Thailand virus

Virus classification
- (unranked): Virus
- Realm: Riboviria
- Kingdom: Orthornavirae
- Phylum: Negarnaviricota
- Class: Bunyaviricetes
- Order: Elliovirales
- Family: Hantaviridae
- Genus: Orthohantavirus
- Species: Orthohantavirus thailandense
- Virus: Thailand virus
- Synonyms: Thailand hantavirus; Thailand orthohantavirus;

= Thailand virus =

Species of virus

Thailand virus (THAIV) is a single-stranded, enveloped, negative-sense RNA orthohantavirus.

== Natural reservoir ==
THAIV was first isolated from rodents in two Thai provinces, Nakhon Pathom Province and Nakhon Ratchasima Province, in 1994. The greater bandicoot rat (Bandicota indica) was found to be the primary reservoir for THAIV. Serological studies have revealed, but not confirmed, other rodents in Thailand as possible reservoirs, including the black rat (Rattus rattus), Polynesian rat (R. exulans), brown rat (R. norvegicus) and lesser rice-field rat (R. losea).

== Virology ==

Thailand virus (THAIV) is genetically diverse from other hantaviruses.
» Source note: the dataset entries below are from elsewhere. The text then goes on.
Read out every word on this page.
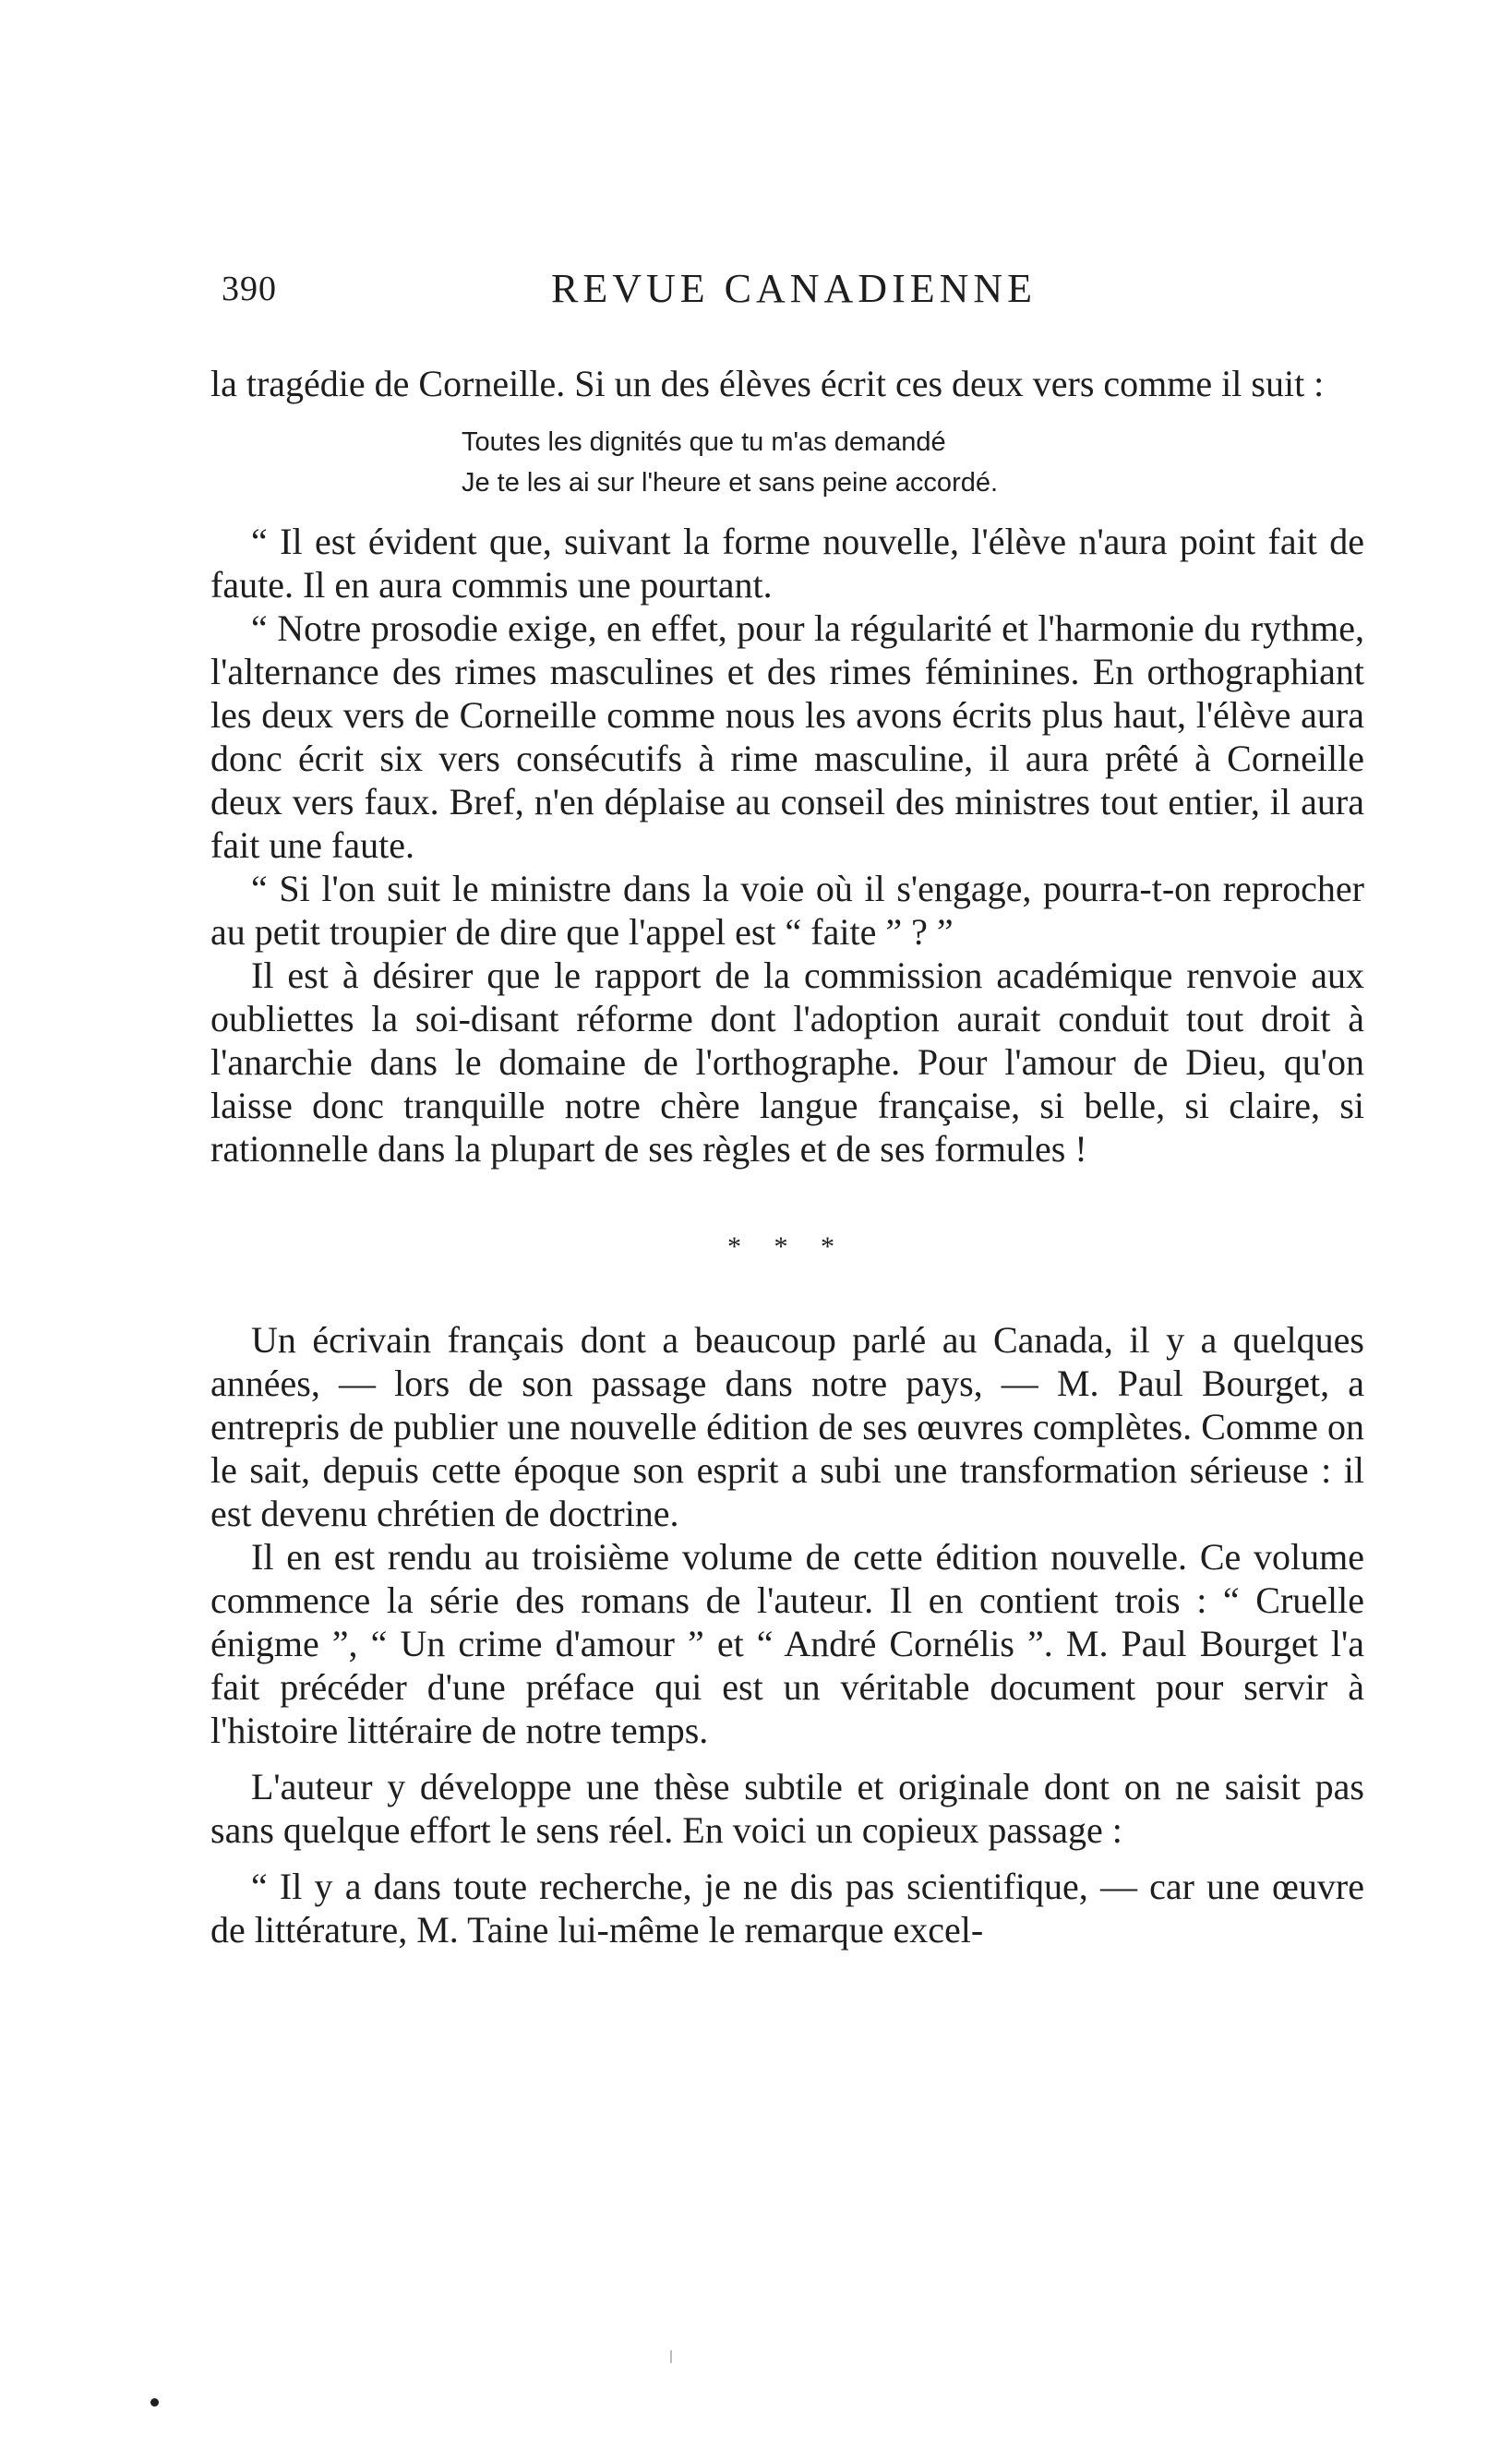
390	REVUE CANADIENNE

la tragédie de Corneille. Si un des élèves écrit ces deux vers comme il suit :

Toutes les dignités que tu m'as demandé
Je te les ai sur l'heure et sans peine accordé.

“ Il est évident que, suivant la forme nouvelle, l'élève n'aura point fait de faute. Il en aura commis une pourtant.

“ Notre prosodie exige, en effet, pour la régularité et l'harmonie du rythme, l'alternance des rimes masculines et des rimes féminines. En orthographiant les deux vers de Corneille comme nous les avons écrits plus haut, l'élève aura donc écrit six vers consécutifs à rime masculine, il aura prêté à Corneille deux vers faux. Bref, n'en déplaise au conseil des ministres tout entier, il aura fait une faute.

“ Si l'on suit le ministre dans la voie où il s'engage, pourra-t-on reprocher au petit troupier de dire que l'appel est “ faite ” ? ”

Il est à désirer que le rapport de la commission académique renvoie aux oubliettes la soi-disant réforme dont l'adoption aurait conduit tout droit à l'anarchie dans le domaine de l'orthographe. Pour l'amour de Dieu, qu'on laisse donc tranquille notre chère langue française, si belle, si claire, si rationnelle dans la plupart de ses règles et de ses formules !

* * *

Un écrivain français dont a beaucoup parlé au Canada, il y a quelques années, — lors de son passage dans notre pays, — M. Paul Bourget, a entrepris de publier une nouvelle édition de ses œuvres complètes. Comme on le sait, depuis cette époque son esprit a subi une transformation sérieuse : il est devenu chrétien de doctrine.

Il en est rendu au troisième volume de cette édition nouvelle. Ce volume commence la série des romans de l'auteur. Il en contient trois : “ Cruelle énigme ”, “ Un crime d'amour ” et “ André Cornélis ”. M. Paul Bourget l'a fait précéder d'une préface qui est un véritable document pour servir à l'histoire littéraire de notre temps.

L'auteur y développe une thèse subtile et originale dont on ne saisit pas sans quelque effort le sens réel. En voici un copieux passage :

“ Il y a dans toute recherche, je ne dis pas scientifique, — car une œuvre de littérature, M. Taine lui-même le remarque excel-
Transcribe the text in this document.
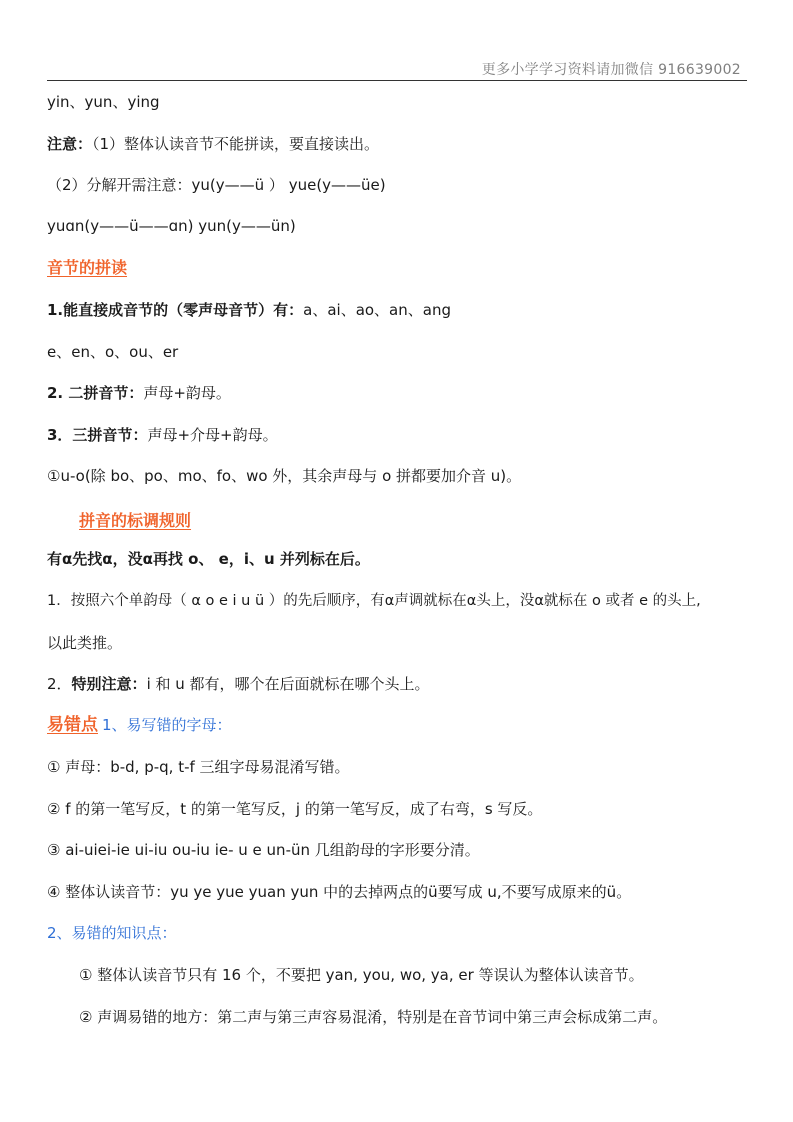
更多小学学习资料请加微信 916639002
yin、yun、ying
注意：（1）整体认读音节不能拼读，要直接读出。
（2）分解开需注意：yu(y——ü ） yue(y——üe)
yuɑn(y——ü——ɑn) yun(y——ün)
音节的拼读
1.能直接成音节的（零声母音节）有：a、ai、ao、an、ang
e、en、o、ou、er
2. 二拼音节：声母+韵母。
3．三拼音节：声母+介母+韵母。
①u-o(除 bo、po、mo、fo、wo 外，其余声母与 o 拼都要加介音 u)。
拼音的标调规则
有α先找α，没α再找 o、 e，i、u 并列标在后。
1．按照六个单韵母（ α o e i u ü ）的先后顺序，有α声调就标在α头上，没α就标在 o 或者 e 的头上,
以此类推。
2．特别注意：i 和 u 都有，哪个在后面就标在哪个头上。
易错点 1、易写错的字母：
① 声母：b-d, p-q, t-f 三组字母易混淆写错。
② f 的第一笔写反，t 的第一笔写反，j 的第一笔写反，成了右弯，s 写反。
③ ai-uiei-ie ui-iu ou-iu ie- u e un-ün 几组韵母的字形要分清。
④ 整体认读音节：yu ye yue yuan yun 中的去掉两点的ü要写成 u,不要写成原来的ü。
2、易错的知识点：
① 整体认读音节只有 16 个，不要把 yan, you, wo, ya, er 等误认为整体认读音节。
② 声调易错的地方：第二声与第三声容易混淆，特别是在音节词中第三声会标成第二声。
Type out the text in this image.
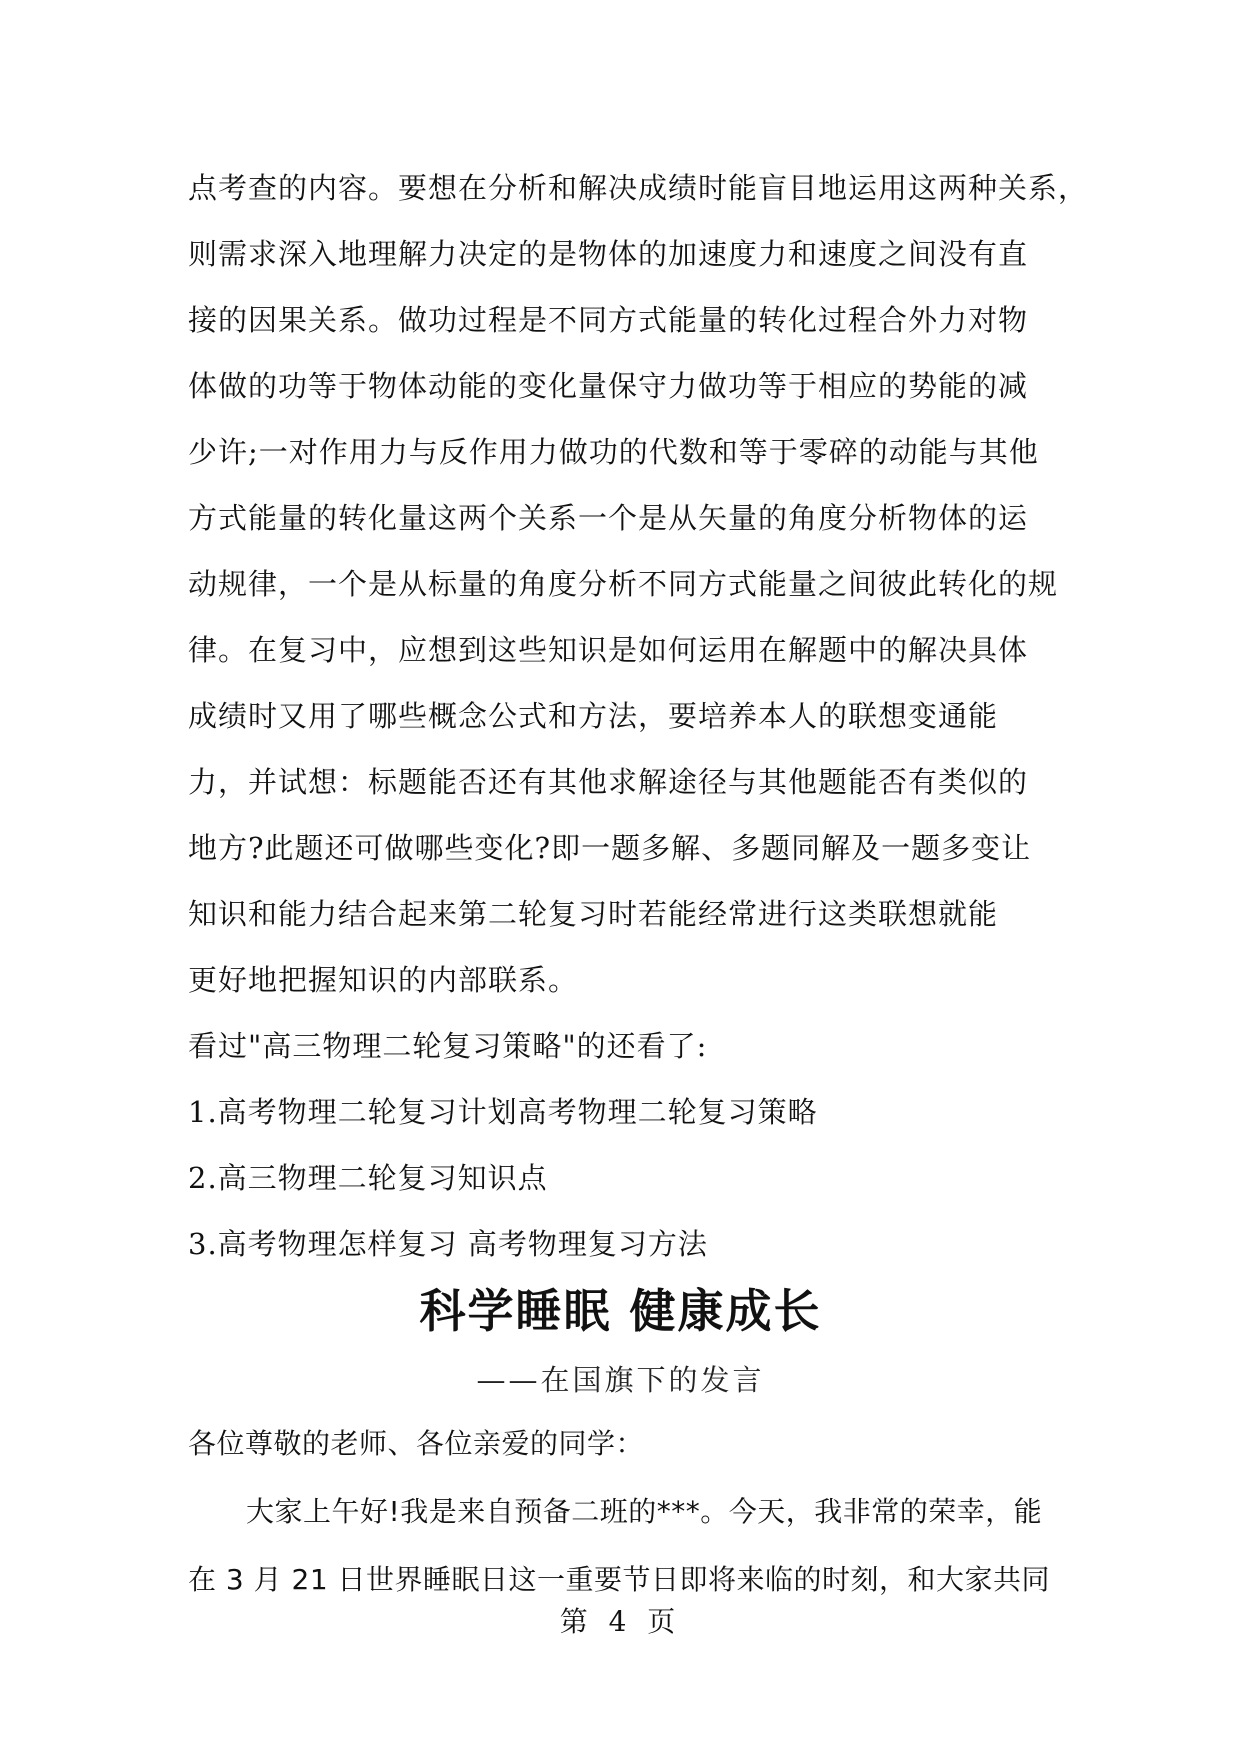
点考查的内容。要想在分析和解决成绩时能盲目地运用这两种关系，
则需求深入地理解力决定的是物体的加速度力和速度之间没有直
接的因果关系。做功过程是不同方式能量的转化过程合外力对物
体做的功等于物体动能的变化量保守力做功等于相应的势能的减
少许;一对作用力与反作用力做功的代数和等于零碎的动能与其他
方式能量的转化量这两个关系一个是从矢量的角度分析物体的运
动规律，一个是从标量的角度分析不同方式能量之间彼此转化的规
律。在复习中，应想到这些知识是如何运用在解题中的解决具体
成绩时又用了哪些概念公式和方法，要培养本人的联想变通能
力，并试想：标题能否还有其他求解途径与其他题能否有类似的
地方?此题还可做哪些变化?即一题多解、多题同解及一题多变让
知识和能力结合起来第二轮复习时若能经常进行这类联想就能
更好地把握知识的内部联系。
看过"高三物理二轮复习策略"的还看了:
1.高考物理二轮复习计划高考物理二轮复习策略
2.高三物理二轮复习知识点
3.高考物理怎样复习 高考物理复习方法
科学睡眠 健康成长
——在国旗下的发言
各位尊敬的老师、各位亲爱的同学：
大家上午好!我是来自预备二班的***。今天，我非常的荣幸，能
在 3 月 21 日世界睡眠日这一重要节日即将来临的时刻，和大家共同
第 4 页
The L, M, and S nucleotide segments reveal its most recent ancestor in common to be the Seoul virus (SEOV). However, four recently isolated THAIV strains from R.Rattus show genetic diversity between themselves and are distinct from SEOV in that they show geographical clustering. This is a distinct feature of all hantaviruses, except for SEOV. The SEOV strains have been primarily isolated from R. norvegicus.